"It's very hard to talk about it without crying"
An Insulate Britain supporter wept on ITV's Good Morning Britain as he gave his backing to the group in trying to tackle the "greatest crisis that we've ever faced".
"It's very hard to talk about it without crying because it's the end of everything," journalist George Monbiot said of the climate crisis.
In a debate on whether the protest group (which caused chaos on the country's road due to blockades over the past few months) should be praised as modern suffragettes, Mr Monbiot said: "There's no question that they're breaking the law and they're expecting to be punished for breaking the law".
He added, however, the group was "desperately" trying to raise attention to the issue.
"It's the end of our hopes, our dreams, our ambitions, our loves, our hates, everything we've dreamt of for our children," he said.
What needs to change for people to take the climate crisis as seriously as Insulate Britain do?

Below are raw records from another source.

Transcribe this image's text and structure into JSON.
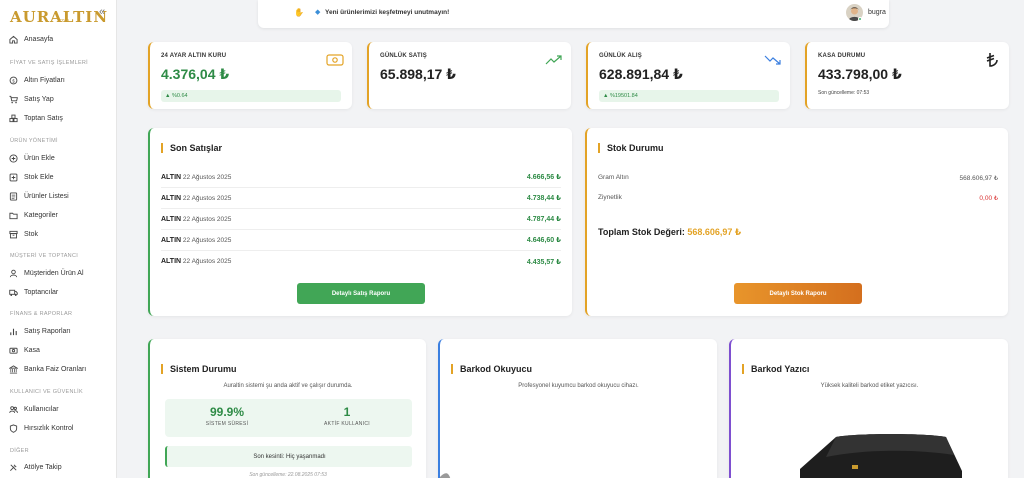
{
  "brand": {
    "name": "AURALTIN",
    "sub": ".com"
  },
  "sidebar": {
    "home": "Anasayfa",
    "sections": [
      {
        "title": "FİYAT VE SATIŞ İŞLEMLERİ",
        "items": [
          "Altın Fiyatları",
          "Satış Yap",
          "Toptan Satış"
        ]
      },
      {
        "title": "ÜRÜN YÖNETİMİ",
        "items": [
          "Ürün Ekle",
          "Stok Ekle",
          "Ürünler Listesi",
          "Kategoriler",
          "Stok"
        ]
      },
      {
        "title": "MÜŞTERİ VE TOPTANCI",
        "items": [
          "Müşteriden Ürün Al",
          "Toptancılar"
        ]
      },
      {
        "title": "FİNANS & RAPORLAR",
        "items": [
          "Satış Raporları",
          "Kasa",
          "Banka Faiz Oranları"
        ]
      },
      {
        "title": "KULLANICI VE GÜVENLİK",
        "items": [
          "Kullanıcılar",
          "Hırsızlık Kontrol"
        ]
      },
      {
        "title": "DİĞER",
        "items": [
          "Atölye Takip"
        ]
      }
    ]
  },
  "topbar": {
    "message": "Yeni ürünlerimizi keşfetmeyi unutmayın!",
    "user": "bugra"
  },
  "stats": [
    {
      "label": "24 AYAR ALTIN KURU",
      "value": "4.376,04 ₺",
      "badge": "▲ %0.64",
      "icon": "money-icon"
    },
    {
      "label": "GÜNLÜK SATIŞ",
      "value": "65.898,17 ₺",
      "icon": "trend-up-icon"
    },
    {
      "label": "GÜNLÜK ALIŞ",
      "value": "628.891,84 ₺",
      "badge": "▲ %19501.84",
      "icon": "trend-down-icon"
    },
    {
      "label": "KASA DURUMU",
      "value": "433.798,00 ₺",
      "note": "Son güncelleme: 07:53",
      "icon": "lira-icon"
    }
  ],
  "sales": {
    "title": "Son Satışlar",
    "rows": [
      {
        "product": "ALTIN",
        "date": "22 Ağustos 2025",
        "amount": "4.666,56 ₺"
      },
      {
        "product": "ALTIN",
        "date": "22 Ağustos 2025",
        "amount": "4.738,44 ₺"
      },
      {
        "product": "ALTIN",
        "date": "22 Ağustos 2025",
        "amount": "4.787,44 ₺"
      },
      {
        "product": "ALTIN",
        "date": "22 Ağustos 2025",
        "amount": "4.646,60 ₺"
      },
      {
        "product": "ALTIN",
        "date": "22 Ağustos 2025",
        "amount": "4.435,57 ₺"
      }
    ],
    "button": "Detaylı Satış Raporu"
  },
  "stock": {
    "title": "Stok Durumu",
    "rows": [
      {
        "label": "Gram Altın",
        "value": "568.606,97 ₺"
      },
      {
        "label": "Ziynetlik",
        "value": "0,00 ₺"
      }
    ],
    "total_label": "Toplam Stok Değeri:",
    "total_value": "568.606,97 ₺",
    "button": "Detaylı Stok Raporu",
    "colors": {
      "zero": "#d93030"
    }
  },
  "system": {
    "title": "Sistem Durumu",
    "subtitle": "Auraltin sistemi şu anda aktif ve çalışır durumda.",
    "uptime_value": "99.9%",
    "uptime_label": "SİSTEM SÜRESİ",
    "users_value": "1",
    "users_label": "AKTİF KULLANICI",
    "last_cut": "Son kesinti: Hiç yaşanmadı",
    "updated": "Son güncelleme: 22.08.2025 07:53"
  },
  "barcode_reader": {
    "title": "Barkod Okuyucu",
    "subtitle": "Profesyonel kuyumcu barkod okuyucu cihazı."
  },
  "barcode_printer": {
    "title": "Barkod Yazıcı",
    "subtitle": "Yüksek kaliteli barkod etiket yazıcısı."
  },
  "colors": {
    "accent": "#e3a326",
    "green": "#2e8b46",
    "blue": "#3b7fe0",
    "purple": "#7e4fd0"
  }
}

Nine supporters of the group were jailed at the High Court in London on Wednesday after they admitted breaching an injunction by taking part in a blockade at junction 25 of the motorway during the morning rush hour on October 8.
One of those jailed, Emma Smart, has now gone on hunger strike over what she said she believes is “morally right, if legally wrong”.
Quizzed by GMB host Susanna Reid on "what needs to change" to get the general public to back Insulate Britain, rather than seeing the group as a nuisance, Mr Monbiot broke down as he spoke of his family.
"I have two children and every day I think 'did I do the right thing?'".
The journalist held his head in his hands as the debate continued over the drastic action of climate crisis protest groups like Insulate Britain and Extinction Rebellion.